The Reuben brothers bought 94 Piccadilly, built in the 1750s, and adjacent buildings for 130 million pounds in June 2011, according to a statement at the time by Jones Lang LaSalle Inc., which sold the property on behalf of receiver Allsop LLP.

The planning application for Number 94 was approved after the two investors offered to contribute 3.85 million pounds to the construction of affordable housing in the borough. The Reubens had initially offered 1.8 million pounds and the borough’s consultants had recommended that they pay 6.7 million pounds, according to documents circulated to the members before the vote.

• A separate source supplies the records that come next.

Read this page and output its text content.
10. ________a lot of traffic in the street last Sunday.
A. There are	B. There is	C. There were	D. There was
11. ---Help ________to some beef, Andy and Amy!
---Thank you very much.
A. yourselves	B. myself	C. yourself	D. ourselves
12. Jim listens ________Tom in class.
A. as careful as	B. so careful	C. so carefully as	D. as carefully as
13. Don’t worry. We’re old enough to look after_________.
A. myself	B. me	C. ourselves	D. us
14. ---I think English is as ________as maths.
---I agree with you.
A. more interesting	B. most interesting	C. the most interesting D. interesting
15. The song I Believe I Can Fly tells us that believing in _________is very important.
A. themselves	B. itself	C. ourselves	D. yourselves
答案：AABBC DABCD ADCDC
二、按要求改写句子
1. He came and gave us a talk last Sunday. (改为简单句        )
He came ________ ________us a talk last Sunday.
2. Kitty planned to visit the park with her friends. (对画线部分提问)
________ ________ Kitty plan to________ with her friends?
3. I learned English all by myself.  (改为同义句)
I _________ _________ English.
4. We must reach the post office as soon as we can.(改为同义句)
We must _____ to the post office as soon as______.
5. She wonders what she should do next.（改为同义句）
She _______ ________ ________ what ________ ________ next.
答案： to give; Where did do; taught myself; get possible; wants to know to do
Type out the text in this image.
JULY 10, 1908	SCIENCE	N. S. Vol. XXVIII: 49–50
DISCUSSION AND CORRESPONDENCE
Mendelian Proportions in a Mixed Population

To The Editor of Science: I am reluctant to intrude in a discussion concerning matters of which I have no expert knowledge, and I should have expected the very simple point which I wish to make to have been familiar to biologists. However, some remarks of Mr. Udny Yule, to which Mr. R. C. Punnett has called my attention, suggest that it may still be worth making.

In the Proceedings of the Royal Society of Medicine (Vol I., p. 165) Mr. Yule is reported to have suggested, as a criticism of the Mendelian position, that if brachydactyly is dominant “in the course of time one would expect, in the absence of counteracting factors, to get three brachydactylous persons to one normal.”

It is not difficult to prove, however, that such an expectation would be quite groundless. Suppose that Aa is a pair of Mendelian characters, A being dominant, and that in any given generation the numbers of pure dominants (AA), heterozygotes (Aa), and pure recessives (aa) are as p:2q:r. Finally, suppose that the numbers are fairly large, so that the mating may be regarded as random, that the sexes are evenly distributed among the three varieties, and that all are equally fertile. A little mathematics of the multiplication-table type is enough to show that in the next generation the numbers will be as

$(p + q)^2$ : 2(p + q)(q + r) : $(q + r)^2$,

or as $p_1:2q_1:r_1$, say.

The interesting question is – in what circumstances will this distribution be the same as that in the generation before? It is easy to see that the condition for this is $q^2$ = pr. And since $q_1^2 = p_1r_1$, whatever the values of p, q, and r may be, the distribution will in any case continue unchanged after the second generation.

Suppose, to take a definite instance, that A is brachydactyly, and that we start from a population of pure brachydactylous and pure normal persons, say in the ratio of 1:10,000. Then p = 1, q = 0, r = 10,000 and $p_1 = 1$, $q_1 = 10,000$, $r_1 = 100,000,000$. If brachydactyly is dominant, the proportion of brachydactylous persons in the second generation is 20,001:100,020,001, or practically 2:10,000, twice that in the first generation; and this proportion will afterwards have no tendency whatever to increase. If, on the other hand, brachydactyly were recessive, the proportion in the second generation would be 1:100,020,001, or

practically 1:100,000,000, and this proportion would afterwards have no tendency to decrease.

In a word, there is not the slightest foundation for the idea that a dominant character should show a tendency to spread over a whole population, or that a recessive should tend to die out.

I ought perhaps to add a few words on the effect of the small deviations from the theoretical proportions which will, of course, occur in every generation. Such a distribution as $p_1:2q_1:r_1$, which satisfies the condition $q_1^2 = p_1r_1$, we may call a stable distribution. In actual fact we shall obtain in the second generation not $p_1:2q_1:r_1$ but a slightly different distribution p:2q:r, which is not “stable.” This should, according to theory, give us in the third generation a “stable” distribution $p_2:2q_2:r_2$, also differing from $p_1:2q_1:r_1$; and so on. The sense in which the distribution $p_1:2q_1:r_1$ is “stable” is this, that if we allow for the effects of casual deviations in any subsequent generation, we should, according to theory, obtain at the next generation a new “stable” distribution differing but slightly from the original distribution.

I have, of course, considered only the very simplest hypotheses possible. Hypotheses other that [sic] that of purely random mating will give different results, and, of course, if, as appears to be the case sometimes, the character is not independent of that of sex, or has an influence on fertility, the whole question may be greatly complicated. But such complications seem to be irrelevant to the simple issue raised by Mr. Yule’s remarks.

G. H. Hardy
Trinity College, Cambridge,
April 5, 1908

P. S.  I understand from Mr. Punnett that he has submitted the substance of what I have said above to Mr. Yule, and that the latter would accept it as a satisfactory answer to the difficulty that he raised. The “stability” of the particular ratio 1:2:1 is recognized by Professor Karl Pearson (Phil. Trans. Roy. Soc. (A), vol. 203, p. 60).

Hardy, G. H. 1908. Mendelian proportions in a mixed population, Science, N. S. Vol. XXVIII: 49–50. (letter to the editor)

Separate applications by the Reubens to convert 95 Piccadilly into a 1,400 square-meter home, and turn 90-93 Piccadilly into six apartments and stores were also approved by the council.

The building at 94 Piccadilly was occupied by the Naval and Military Club from 1865 until it became vacant about 14 years ago, according to a filing to the borough. The name In and Out Club stems from two signs on the entrance and exit gates. Previous residents include Lord Palmerston, a former prime minister, and Prince Adolphus, Duke of Cambridge.

Ballroom, Library

The home, which is listed for historical preservation, will have a basement swimming pool, powder rooms, a ballroom, two libraries, a bar, a chauffeur’s room and studios for staff, according to documents filed to the borough.

The Reuben brothers had a 7 billion-pound fortune last year, according to the Sunday Times Rich List. Their London property portfolio includes the Millbank Tower, luxury retail stores on Sloane Street and a site next to Tate Modern Museum on the River Thames, according to their website.